Despite the troubles facing the telecommunications sector, Congress was told there would be no major disruption to telephone or Internet services.

WASHINGTON, D.C. (AP) -- Leaders of three big, troubled telecom companies and a top government regulator told Congress Tuesday they didn't expect major phone or Internet disruptions as a result of the companies' financial conditions.

"Protecting consumers from service disruption is our first and highest priority," Michael Powell, chairman of the FCC, said at a hearing of the Senate Commerce Committee.

Despite the financial turmoil in the telecommunications industry, he said, "I remain confident that we are not facing a crisis in the provision of services stemming from WorldCom's bankruptcy."

Rooting out corporate fraud is a top priority of the government, Powell said.

Top executives of WorldCom, which filed the biggest corporate bankruptcy in history on July 21; Global Crossing; also bankrupt; and Qwest Communications, which acknowledged major accounting errors on Sunday, also were testifying.

"We are intensely focused on ensuring that all of our customers -- consumer, business and government -- continue to receive the highest quality service without disruption," WorldCom President and CEO John Sidgmore said in testimony prepared for the hearing.

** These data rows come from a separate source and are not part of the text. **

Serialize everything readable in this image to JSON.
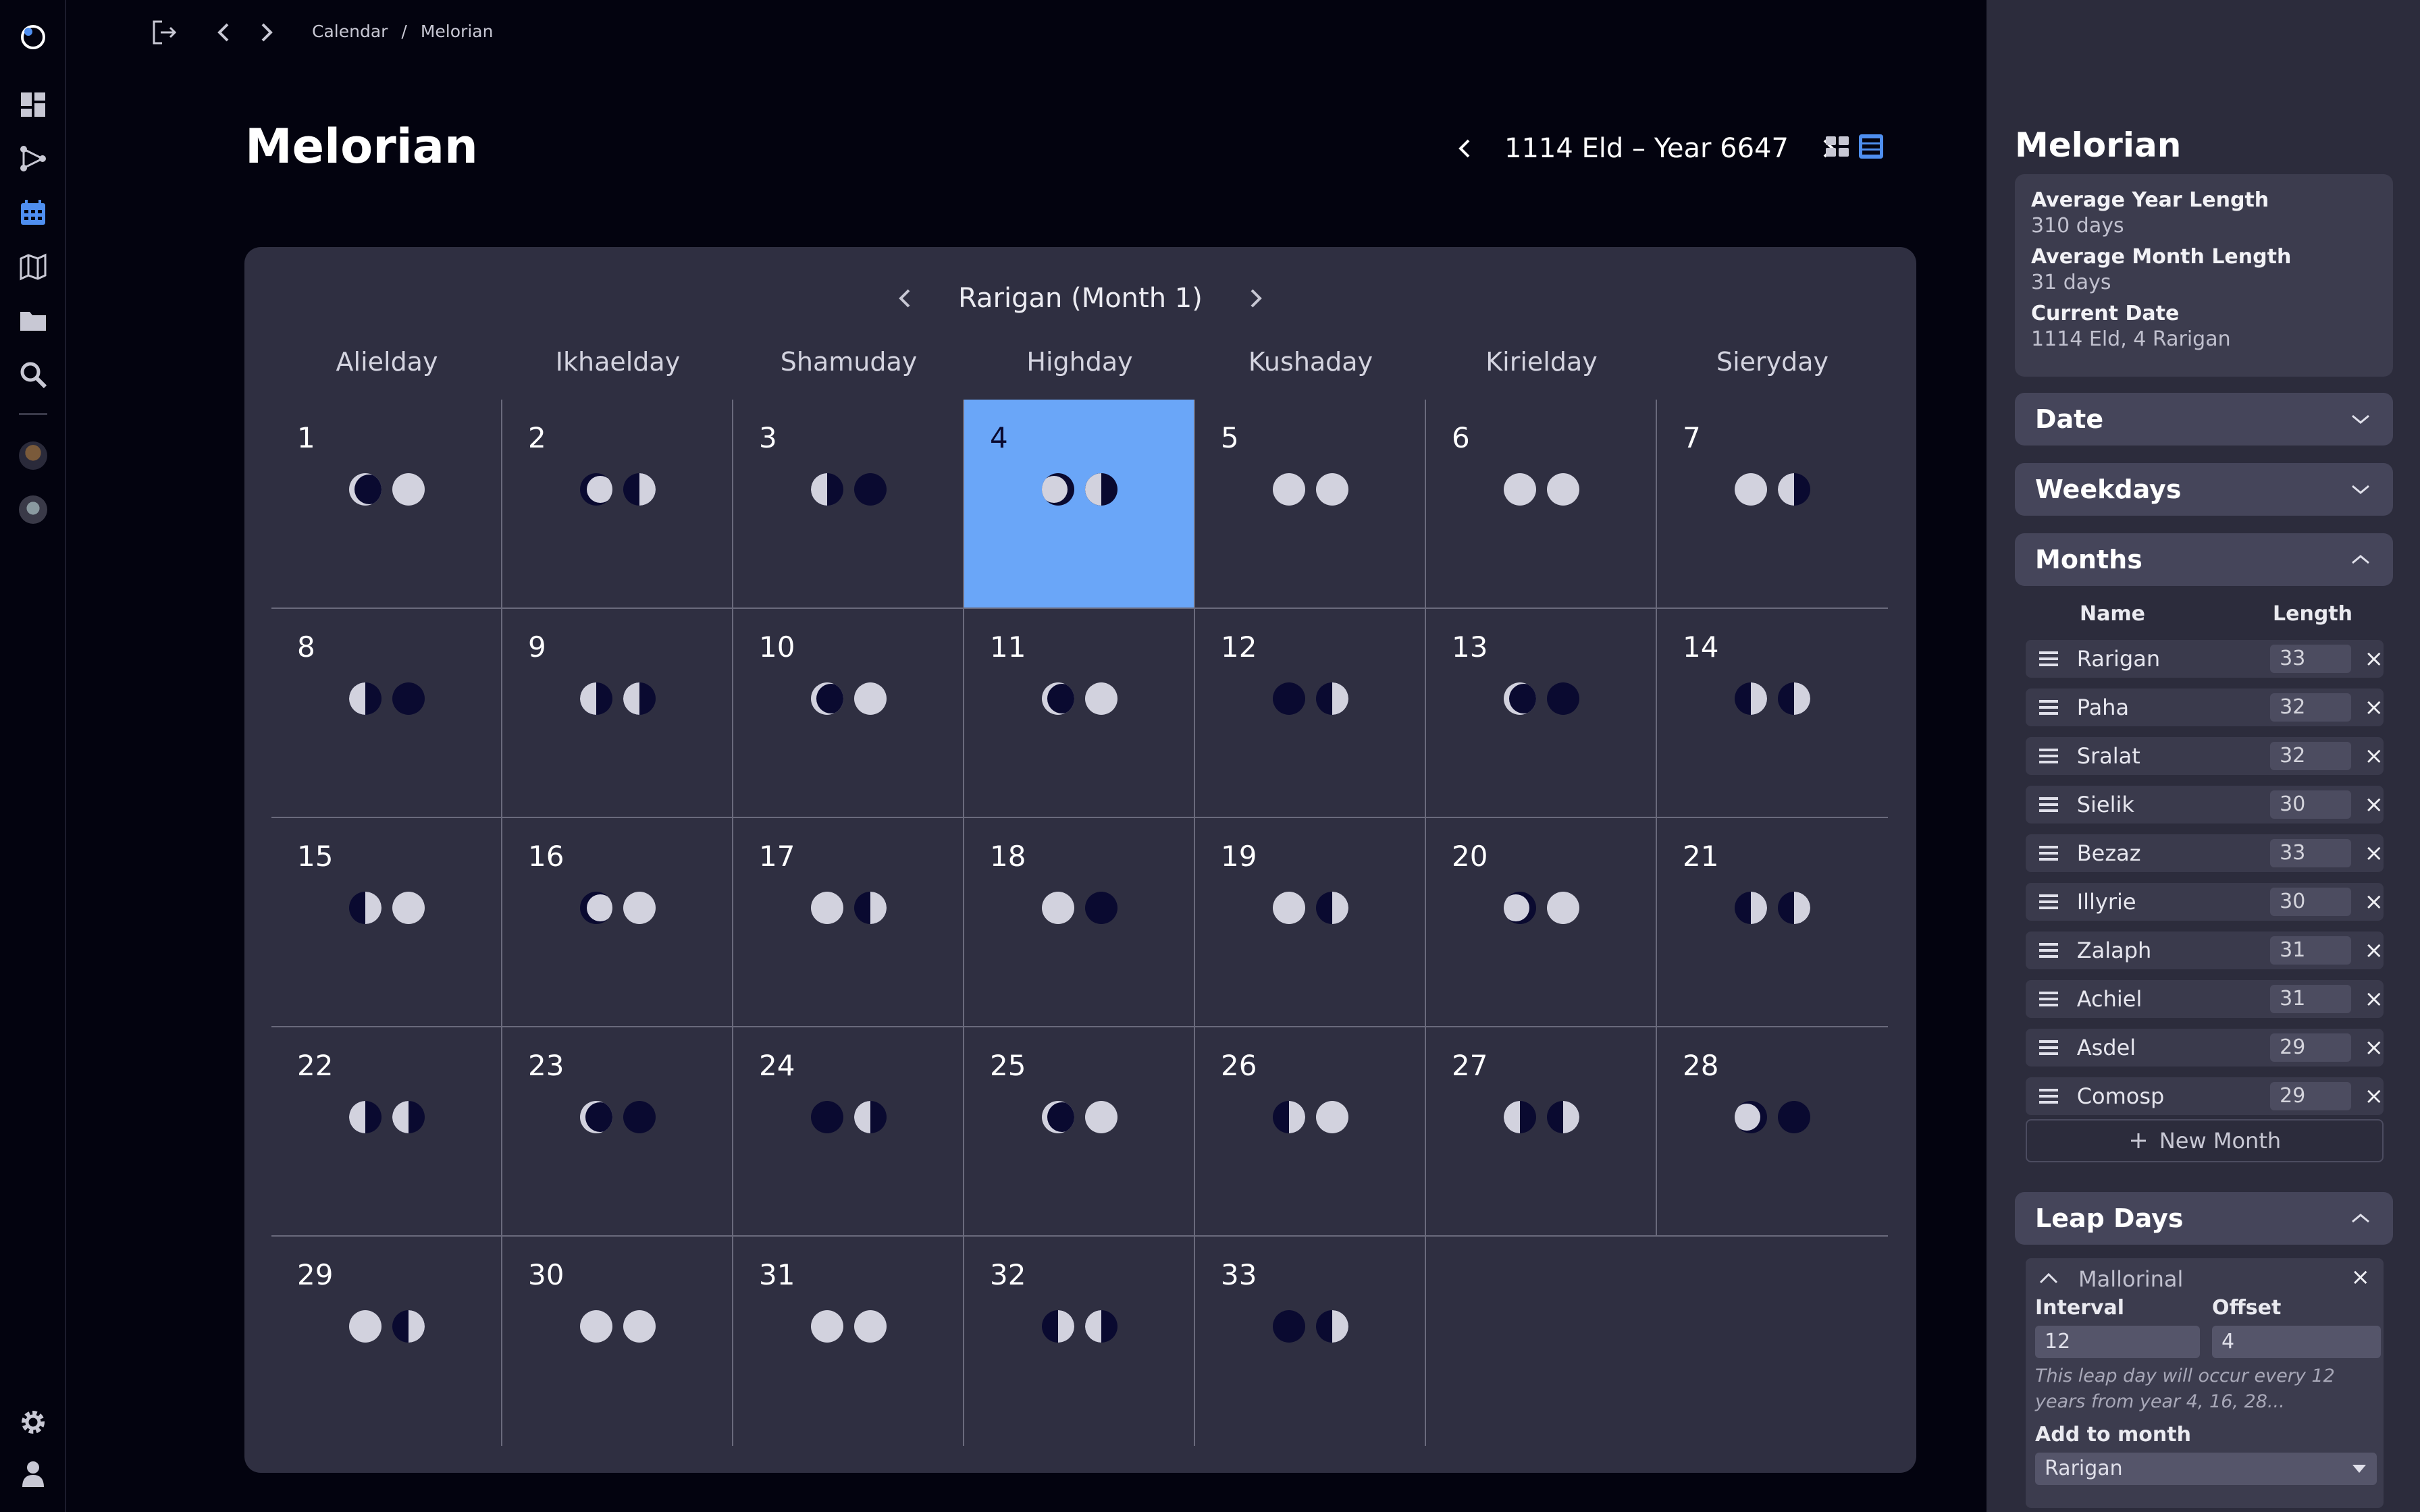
{
  "breadcrumb": [
    "Calendar",
    "/",
    "Melorian"
  ],
  "page_title": "Melorian",
  "year_label": "1114 Eld – Year 6647",
  "month_label": "Rarigan (Month 1)",
  "weekdays": [
    "Alielday",
    "Ikhaelday",
    "Shamuday",
    "Highday",
    "Kushaday",
    "Kirielday",
    "Sieryday"
  ],
  "today": 4,
  "colors": {
    "today": "#6aa6f8",
    "card": "#2f2f41",
    "moon_light": "#d2d2de",
    "moon_dark": "#0a0a30"
  },
  "days": [
    {
      "n": "1",
      "m": [
        "waxing-crescent",
        "full"
      ]
    },
    {
      "n": "2",
      "m": [
        "waxing-gibbous",
        "first-quarter"
      ]
    },
    {
      "n": "3",
      "m": [
        "last-quarter",
        "new"
      ]
    },
    {
      "n": "4",
      "m": [
        "waning-gibbous",
        "last-quarter"
      ]
    },
    {
      "n": "5",
      "m": [
        "full",
        "full"
      ]
    },
    {
      "n": "6",
      "m": [
        "full",
        "full"
      ]
    },
    {
      "n": "7",
      "m": [
        "full",
        "last-quarter"
      ]
    },
    {
      "n": "8",
      "m": [
        "last-quarter",
        "new"
      ]
    },
    {
      "n": "9",
      "m": [
        "last-quarter",
        "last-quarter"
      ]
    },
    {
      "n": "10",
      "m": [
        "waxing-crescent",
        "full"
      ]
    },
    {
      "n": "11",
      "m": [
        "waxing-crescent",
        "full"
      ]
    },
    {
      "n": "12",
      "m": [
        "new",
        "first-quarter"
      ]
    },
    {
      "n": "13",
      "m": [
        "waxing-crescent",
        "new"
      ]
    },
    {
      "n": "14",
      "m": [
        "first-quarter",
        "first-quarter"
      ]
    },
    {
      "n": "15",
      "m": [
        "first-quarter",
        "full"
      ]
    },
    {
      "n": "16",
      "m": [
        "waxing-gibbous",
        "full"
      ]
    },
    {
      "n": "17",
      "m": [
        "full",
        "first-quarter"
      ]
    },
    {
      "n": "18",
      "m": [
        "full",
        "new"
      ]
    },
    {
      "n": "19",
      "m": [
        "full",
        "first-quarter"
      ]
    },
    {
      "n": "20",
      "m": [
        "waning-gibbous",
        "full"
      ]
    },
    {
      "n": "21",
      "m": [
        "first-quarter",
        "first-quarter"
      ]
    },
    {
      "n": "22",
      "m": [
        "last-quarter",
        "last-quarter"
      ]
    },
    {
      "n": "23",
      "m": [
        "waxing-crescent",
        "new"
      ]
    },
    {
      "n": "24",
      "m": [
        "new",
        "last-quarter"
      ]
    },
    {
      "n": "25",
      "m": [
        "waxing-crescent",
        "full"
      ]
    },
    {
      "n": "26",
      "m": [
        "first-quarter",
        "full"
      ]
    },
    {
      "n": "27",
      "m": [
        "last-quarter",
        "first-quarter"
      ]
    },
    {
      "n": "28",
      "m": [
        "waning-gibbous",
        "new"
      ]
    },
    {
      "n": "29",
      "m": [
        "full",
        "first-quarter"
      ]
    },
    {
      "n": "30",
      "m": [
        "full",
        "full"
      ]
    },
    {
      "n": "31",
      "m": [
        "full",
        "full"
      ]
    },
    {
      "n": "32",
      "m": [
        "first-quarter",
        "last-quarter"
      ]
    },
    {
      "n": "33",
      "m": [
        "new",
        "first-quarter"
      ]
    }
  ],
  "panel": {
    "title": "Melorian",
    "stats": [
      {
        "label": "Average Year Length",
        "value": "310 days"
      },
      {
        "label": "Average Month Length",
        "value": "31 days"
      },
      {
        "label": "Current Date",
        "value": "1114 Eld, 4 Rarigan"
      }
    ],
    "sections": {
      "date": "Date",
      "weekdays": "Weekdays",
      "months": "Months",
      "leap_days": "Leap Days"
    },
    "months_header": {
      "name": "Name",
      "length": "Length"
    },
    "months": [
      {
        "name": "Rarigan",
        "length": "33"
      },
      {
        "name": "Paha",
        "length": "32"
      },
      {
        "name": "Sralat",
        "length": "32"
      },
      {
        "name": "Sielik",
        "length": "30"
      },
      {
        "name": "Bezaz",
        "length": "33"
      },
      {
        "name": "Illyrie",
        "length": "30"
      },
      {
        "name": "Zalaph",
        "length": "31"
      },
      {
        "name": "Achiel",
        "length": "31"
      },
      {
        "name": "Asdel",
        "length": "29"
      },
      {
        "name": "Comosp",
        "length": "29"
      }
    ],
    "remove_glyph": "×",
    "new_month_label": "New Month",
    "leap": {
      "name": "Mallorinal",
      "interval_label": "Interval",
      "interval_value": "12",
      "offset_label": "Offset",
      "offset_value": "4",
      "description": "This leap day will occur every 12 years from year 4, 16, 28...",
      "add_to_month_label": "Add to month",
      "add_to_month_value": "Rarigan"
    }
  }
}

The other executives -- Global Crossing CEO John Legere and Qwest President Afshin Mohebbi -- gave similar assurances.

The Justice Department and the Securities and Exchange Commission -- which already has filed civil fraud charges against WorldCom -- are investigating accounting irregularities at the telecom titan whose interests include No. 2 long-distance telephone company MCI. WorldCom disclosed it had disguised nearly $4 billion in expenses, thereby inflating its earnings.

Global Crossing, which operates a worldwide fiber-optics network, has acknowledged that documents were shredded before and after its January bankruptcy filing and the disclosure of a federal accounting investigation in February.

The SEC is investigating Qwest's swaps of fiber-optic capacity, and the federal General Services Administration is reviewing government contracts with the Denver-based provider of regional phone service. The Justice Department also is investigating the company.

In reaction to a wave of business scandals that has rattled investor confidence, President Bush on Tuesday signed corporate accountability legislation in a White House ceremony.

Stocks of telecommunications companies hit dizzying heights in 1999. But their shares slid with the burst of the dot-com bubble and other market forces that caused an industry-wide implosion.

The high-speed Internet infrastructure that telecom companies had been building through the late 1990s lost much of its value very quickly once it became apparent there was little consumer demand for the services being offered over the so-called broadband network.

The long-distance telephone sector, meanwhile, has been pounded by falling rates and growing competition from local Baby Bells, who have received federal permission to horn in on the market. Long-distance carriers like MCI are also losing business as customers grow fond of e-mail and cell phones.

The committee wants to know whether the three companies will be able to maintain essential operations. WorldCom, for example, which has laid off 17,000 of its 80,000 workers, is the largest operator of the Internet backbone.